Tichitt e Oualata, as cidades esquecidas do deserto mauritano
Segunda-feira, 11 de Maio de 2026

No coração das vastas paisagens saariana da Mauritânia, longe das grandes rotas modernas e do turismo convencional, as antigas cidades de Tichitt e Oualata permanecem como testemunhos vivos do passado caravanista do Saara. Juntamente com Chinguetti e Ouadane, ambas estão classificadas como Patrimônio Mundial da UNESCO devido ao seu papel histórico nas rotas transaarianas que ligavam a África Ocidental ao Norte de África e ao Mediterrâneo. Apesar do isolamento e do avanço constante das areias do deserto, continuam a preservar um património cultural e arquitetónico singular.

 1 Tichitt

Tichitt localiza-se no centro-sul da Mauritânia, próximo aos planaltos rochosos da região do Tagant. Os historiadores acreditam que a cidade surgiu por volta do século XII e prosperou graças ao comércio caravanista de sal, cereais, tâmaras e manuscritos.

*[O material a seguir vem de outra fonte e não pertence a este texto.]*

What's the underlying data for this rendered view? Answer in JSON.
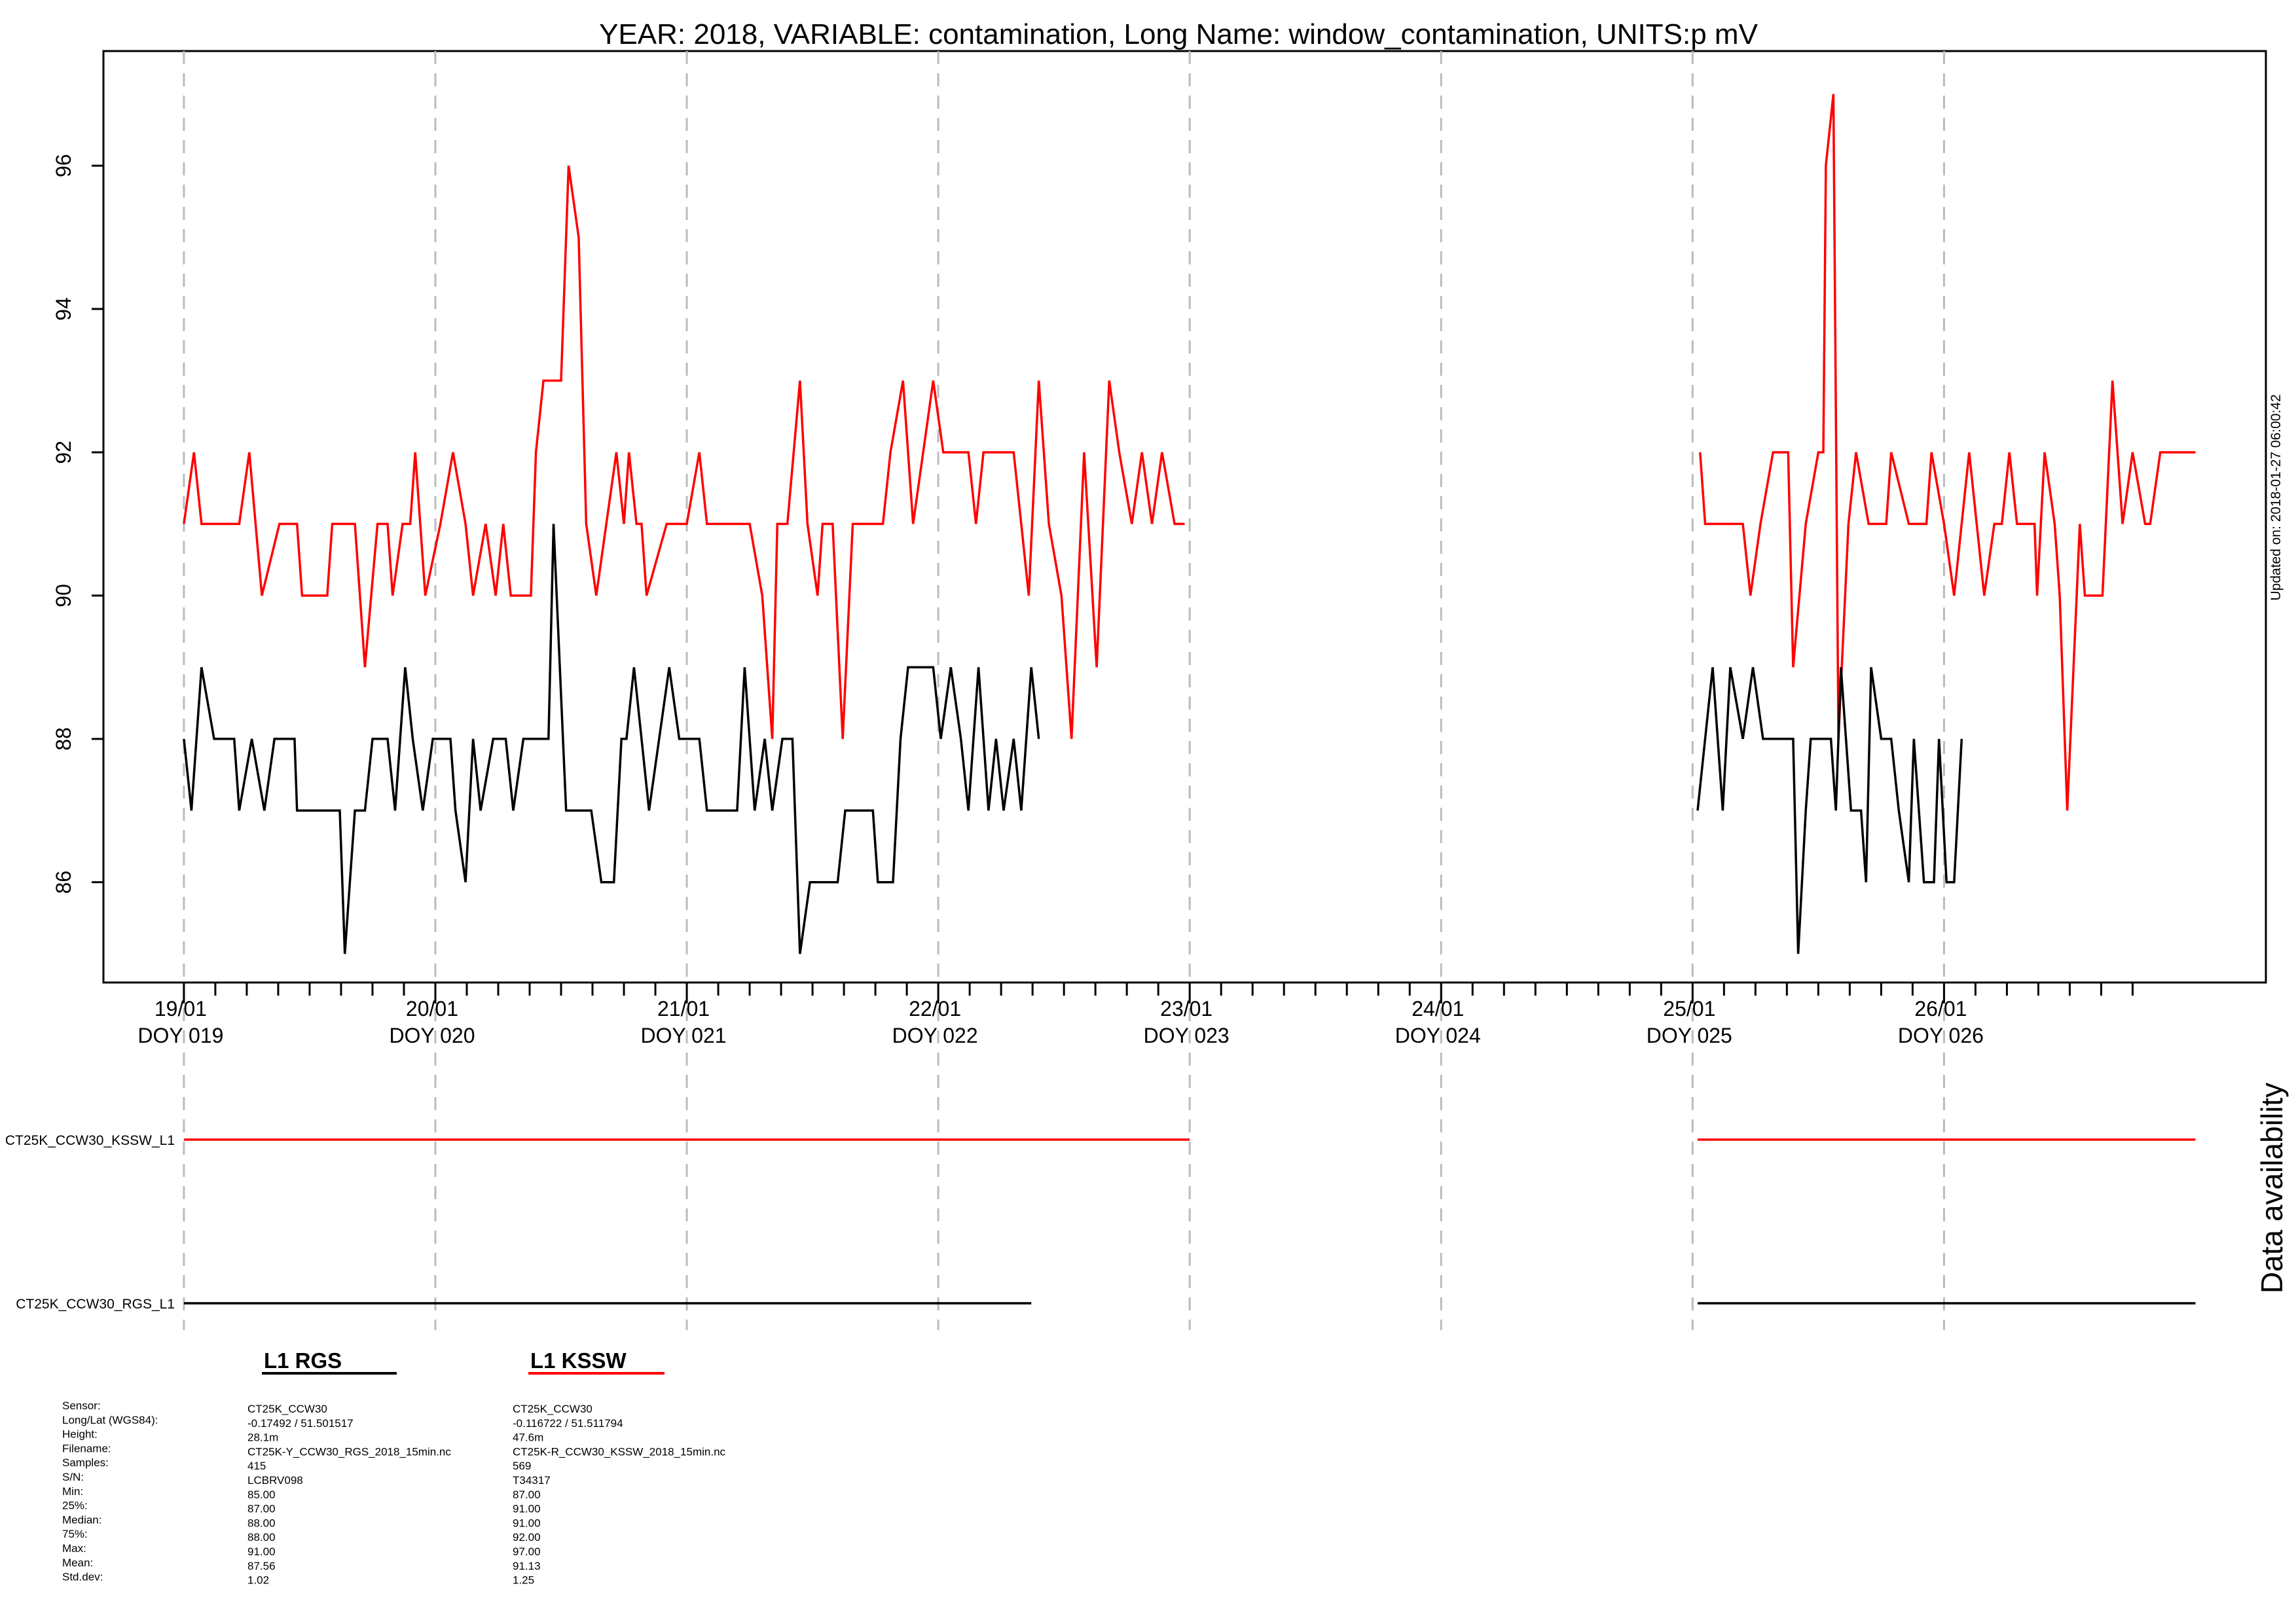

Construída principalmente em pedra seca, a cidade tornou-se conhecida pela sua arquitetura particular, marcada pelo uso de pedras de diferentes cores que antigamente distinguiam grupos sociais ou tribais. As ruas estreitas, as antigas mesquitas e as portas de madeira esculpida ainda evocam o período em que Tichitt era um importante centro comercial e intelectual do Saara.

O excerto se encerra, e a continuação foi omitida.